D’Entremont shook his head and closed the door, movement that sent more Scotch floorward. “Got home a few minutes ago. I shent”—he grinned stupidly and tried again—”sent him on an errand.”

“When do you expect him?”

“Shouldn’t be”—he hiccuped—”more than a few minutes. He’s dropping off something for me at the town hall. The agenda for tonight’s council meeting. I’m gonna miss this one.” He took a swallow of the Scotch, swaying slightly, and Willa figured that his absence from the meeting was probably a good thing for everyone involved.

“Come sit down,” he said, leading her into his library, all four
of its walls lined with floor-to-ceiling shelves jammed with books. He gestured toward the leather loveseats on either end of an expensive handmade rug. She pushed aside some papers on one and sat down while he moved to its twin, ignoring the papers piled on it. They crinkled under him.

Besides the papers strewn on both the furniture and the floor, a layer of dust lined the shelves, and the rug looked like it hadn’t been vacuumed for some time. Wynn had told her that his stepmother had gone to visit her parents in Toronto and, if the mess was any indication, she hadn’t returned yet. Of course, the d’Entremonts had a housekeeper, so that really didn’t explain the condition of the library. Was the housekeeper away, too?

“So,” said d’Entremont after taking another swallow, “how’s the school year shaping up?”

“Fine,” she said. She knew he expected more from her, a few meaningless details that would go in one ear and out the other, but she was far too preoccupied to make small talk.

D’Entremont used the moment to drain his glass, the papers under him crinkling again. “Wynn never says much about school,” he murmured, the edges of his words soft and slurred. “Never says much of anything. You prob’ly know more about what’s he doing than I do,” he finished.

Willa thought it best not to say anything.

“Can I get you something? There’s Coke in the fridge,” he said. “And ginger ale, I think.”

“Coke would be nice,” said Willa, mostly to give him something to do besides trying to entertain her.

She could hear the Thunderbird rumble into the driveway just as Wynn’s father returned. Taking the glass from him, she
was surprised to see it wasn’t entirely clean. A filament of lettuce or celery was stuck to the outside, possibly glued there by the heat of a dishwasher that had failed to rinse properly. Or maybe the glass hadn’t been washed in the first place.

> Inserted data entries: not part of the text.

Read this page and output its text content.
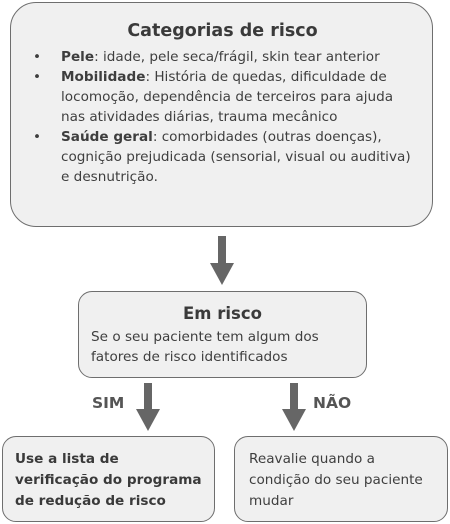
Categorias de risco
• Pele: idade, pele seca/frágil, skin tear anterior
• Mobilidade: História de quedas, dificuldade de locomoção, dependência de terceiros para ajuda nas atividades diárias, trauma mecânico
• Saúde geral: comorbidades (outras doenças), cognição prejudicada (sensorial, visual ou auditiva) e desnutrição.
Em risco
Se o seu paciente tem algum dos fatores de risco identificados
SIM	NÃO
Use a lista de verificação do programa de redução de risco
Reavalie quando a condição do seu paciente mudar
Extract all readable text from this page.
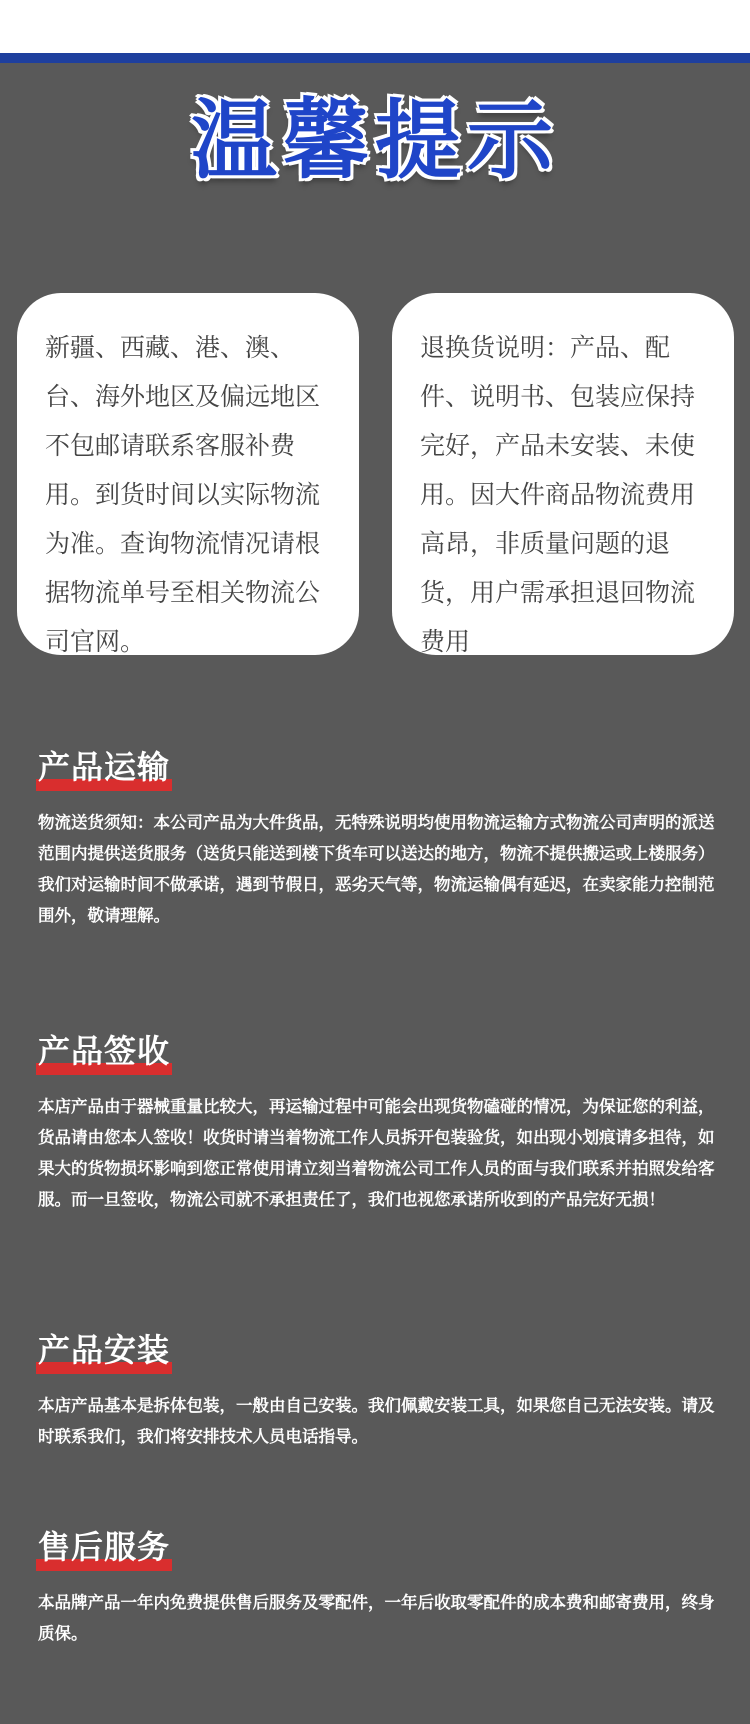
温馨提示
新疆、西藏、港、澳、台、海外地区及偏远地区不包邮请联系客服补费用。到货时间以实际物流为准。查询物流情况请根据物流单号至相关物流公司官网。
退换货说明：产品、配件、说明书、包装应保持完好，产品未安装、未使用。因大件商品物流费用高昂，非质量问题的退货，用户需承担退回物流费用
产品运输

物流送货须知：本公司产品为大件货品，无特殊说明均使用物流运输方式物流公司声明的派送范围内提供送货服务（送货只能送到楼下货车可以送达的地方，物流不提供搬运或上楼服务）

我们对运输时间不做承诺，遇到节假日，恶劣天气等，物流运输偶有延迟，在卖家能力控制范围外，敬请理解。

产品签收

本店产品由于器械重量比较大，再运输过程中可能会出现货物磕碰的情况，为保证您的利益，货品请由您本人签收！收货时请当着物流工作人员拆开包装验货，如出现小划痕请多担待，如果大的货物损坏影响到您正常使用请立刻当着物流公司工作人员的面与我们联系并拍照发给客服。而一旦签收，物流公司就不承担责任了，我们也视您承诺所收到的产品完好无损！

产品安装

本店产品基本是拆体包装，一般由自己安装。我们佩戴安装工具，如果您自己无法安装。请及时联系我们，我们将安排技术人员电话指导。

售后服务

本品牌产品一年内免费提供售后服务及零配件，一年后收取零配件的成本费和邮寄费用，终身质保。
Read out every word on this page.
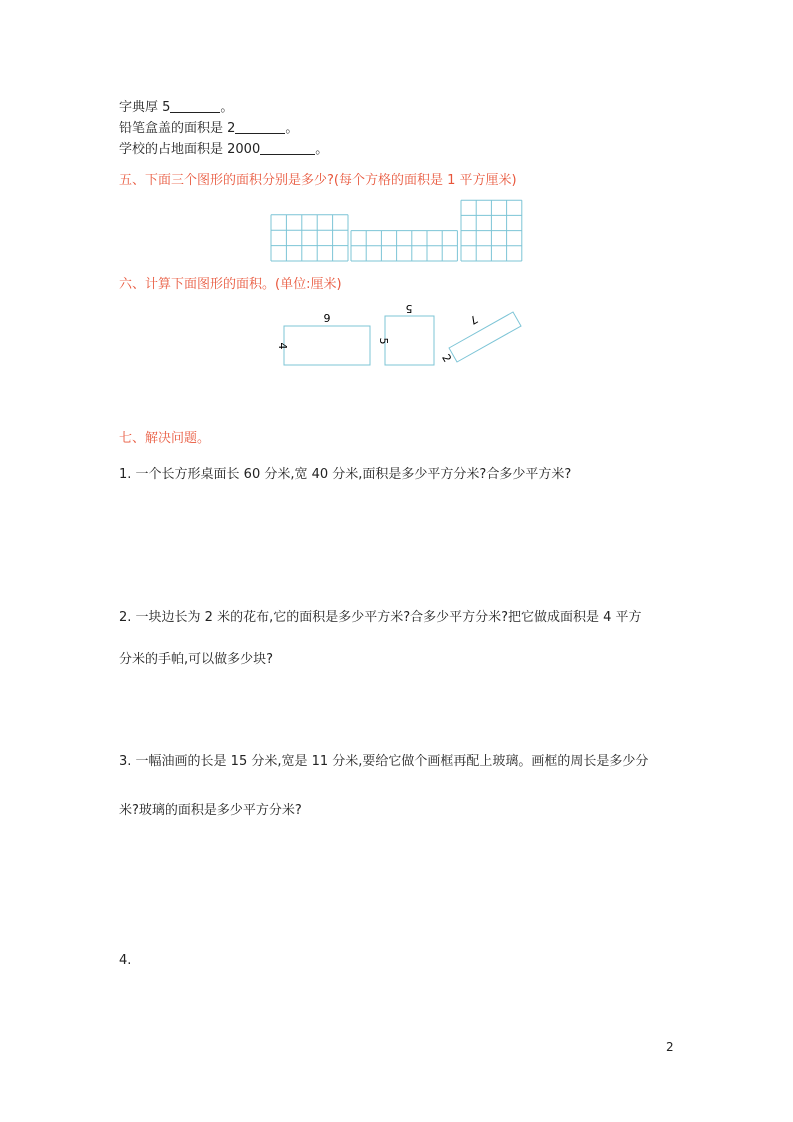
字典厚 5	。
铅笔盒盖的面积是 2	。
学校的占地面积是 2000	。
五、下面三个图形的面积分别是多少?(每个方格的面积是 1 平方厘米)
9
4
5
5
7
2
六、计算下面图形的面积。(单位:厘米)
七、解决问题。
1. 一个长方形桌面长 60 分米,宽 40 分米,面积是多少平方分米?合多少平方米?
2. 一块边长为 2 米的花布,它的面积是多少平方米?合多少平方分米?把它做成面积是 4 平方
分米的手帕,可以做多少块?
3. 一幅油画的长是 15 分米,宽是 11 分米,要给它做个画框再配上玻璃。画框的周长是多少分
米?玻璃的面积是多少平方分米?
4.
2
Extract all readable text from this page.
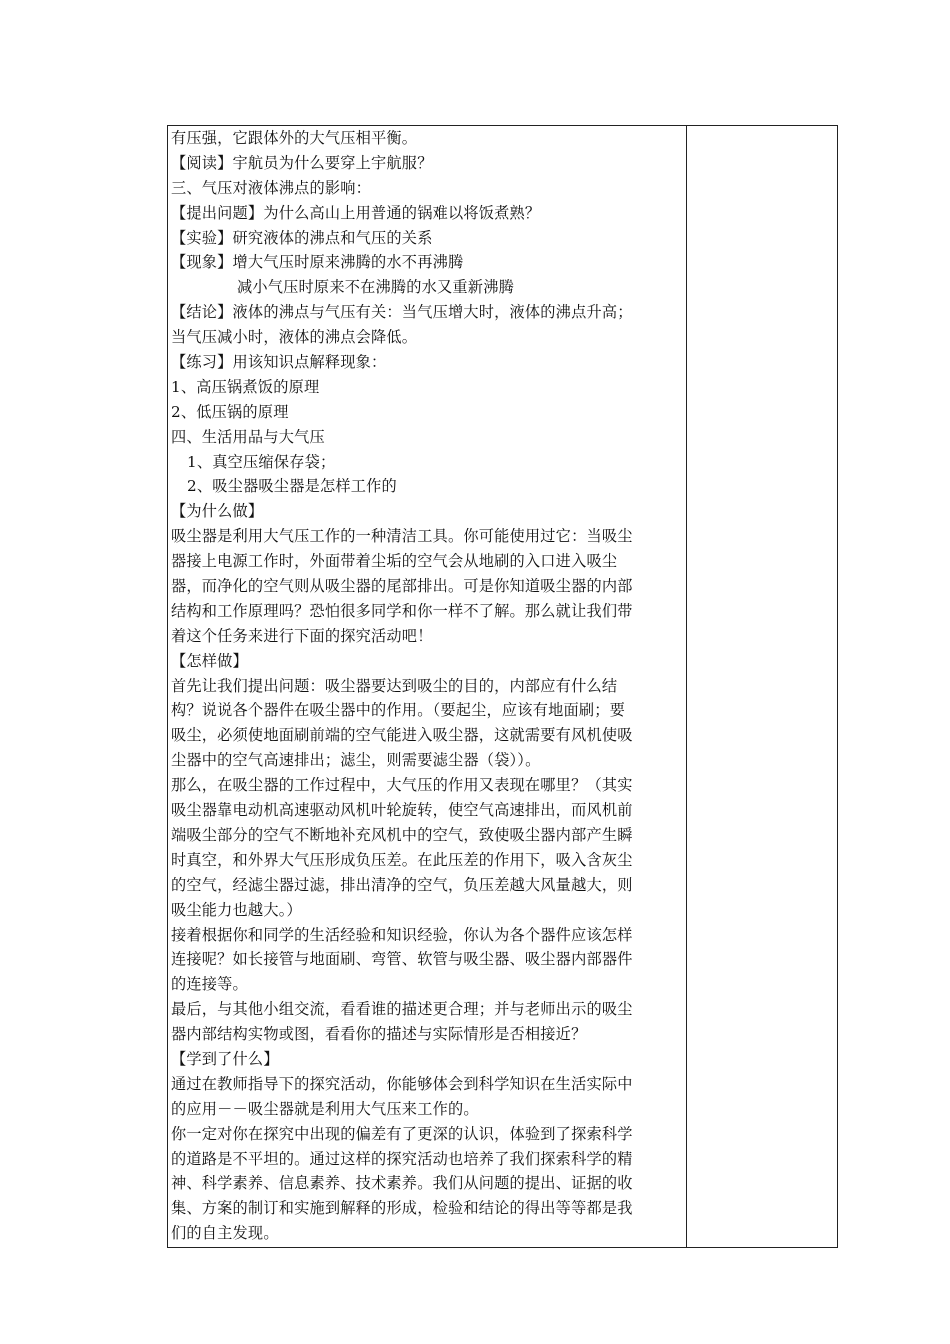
有压强，它跟体外的大气压相平衡。
【阅读】宇航员为什么要穿上宇航服？
三、气压对液体沸点的影响：
【提出问题】为什么高山上用普通的锅难以将饭煮熟？
【实验】研究液体的沸点和气压的关系
【现象】增大气压时原来沸腾的水不再沸腾
减小气压时原来不在沸腾的水又重新沸腾
【结论】液体的沸点与气压有关：当气压增大时，液体的沸点升高；
当气压减小时，液体的沸点会降低。
【练习】用该知识点解释现象：
1、高压锅煮饭的原理
2、低压锅的原理
四、生活用品与大气压
1、真空压缩保存袋；
2、吸尘器吸尘器是怎样工作的
【为什么做】
吸尘器是利用大气压工作的一种清洁工具。你可能使用过它：当吸尘
器接上电源工作时，外面带着尘垢的空气会从地刷的入口进入吸尘
器，而净化的空气则从吸尘器的尾部排出。可是你知道吸尘器的内部
结构和工作原理吗？恐怕很多同学和你一样不了解。那么就让我们带
着这个任务来进行下面的探究活动吧！
【怎样做】
首先让我们提出问题：吸尘器要达到吸尘的目的，内部应有什么结
构？说说各个器件在吸尘器中的作用。（要起尘，应该有地面刷；要
吸尘，必须使地面刷前端的空气能进入吸尘器，这就需要有风机使吸
尘器中的空气高速排出；滤尘，则需要滤尘器（袋））。
那么，在吸尘器的工作过程中，大气压的作用又表现在哪里？（其实
吸尘器靠电动机高速驱动风机叶轮旋转，使空气高速排出，而风机前
端吸尘部分的空气不断地补充风机中的空气，致使吸尘器内部产生瞬
时真空，和外界大气压形成负压差。在此压差的作用下，吸入含灰尘
的空气，经滤尘器过滤，排出清净的空气，负压差越大风量越大，则
吸尘能力也越大。）
接着根据你和同学的生活经验和知识经验，你认为各个器件应该怎样
连接呢？如长接管与地面刷、弯管、软管与吸尘器、吸尘器内部器件
的连接等。
最后，与其他小组交流，看看谁的描述更合理；并与老师出示的吸尘
器内部结构实物或图，看看你的描述与实际情形是否相接近？
【学到了什么】
通过在教师指导下的探究活动，你能够体会到科学知识在生活实际中
的应用－－吸尘器就是利用大气压来工作的。
你一定对你在探究中出现的偏差有了更深的认识，体验到了探索科学
的道路是不平坦的。通过这样的探究活动也培养了我们探索科学的精
神、科学素养、信息素养、技术素养。我们从问题的提出、证据的收
集、方案的制订和实施到解释的形成，检验和结论的得出等等都是我
们的自主发现。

She could hear the back door open and footsteps approach along the hall.

“Here he is now,” said d’Entremont. He left the room, and Willa could hear father and son pass each other in the hallway, d’Entremont telling Wynn where to find her.

“Hey, Wills,” he said as he entered the room. “Thought I was coming over to your place later.” He bent to kiss her.

Without thinking, Willa turned her head away and his lips met air.

“Something wrong?” he asked as he straightened.

“We need to talk,” she said.

“Okay.” He was moving to plant himself beside her on the loveseat when she stood up.

“Not here,” she told him. “Let’s go outside.”

“Sure, but let me grab something to drink first.”

She held out her glass. “You can have this,” she said, leading him down the hallway through the similarly untidy living room and out the patio door into the d’Entremonts’ large backyard, which was surrounded by a two-metre-high privacy fence. She headed toward the small mechanical shed at the far end of the pool, where she hoped the low whir of the pump would mask their voices. She didn’t want Wynn’s dad hearing what she was going to say. She sat on one of several wicker chairs grouped beneath a tall oak, and Wynn lowered his large frame into an identical one beside her.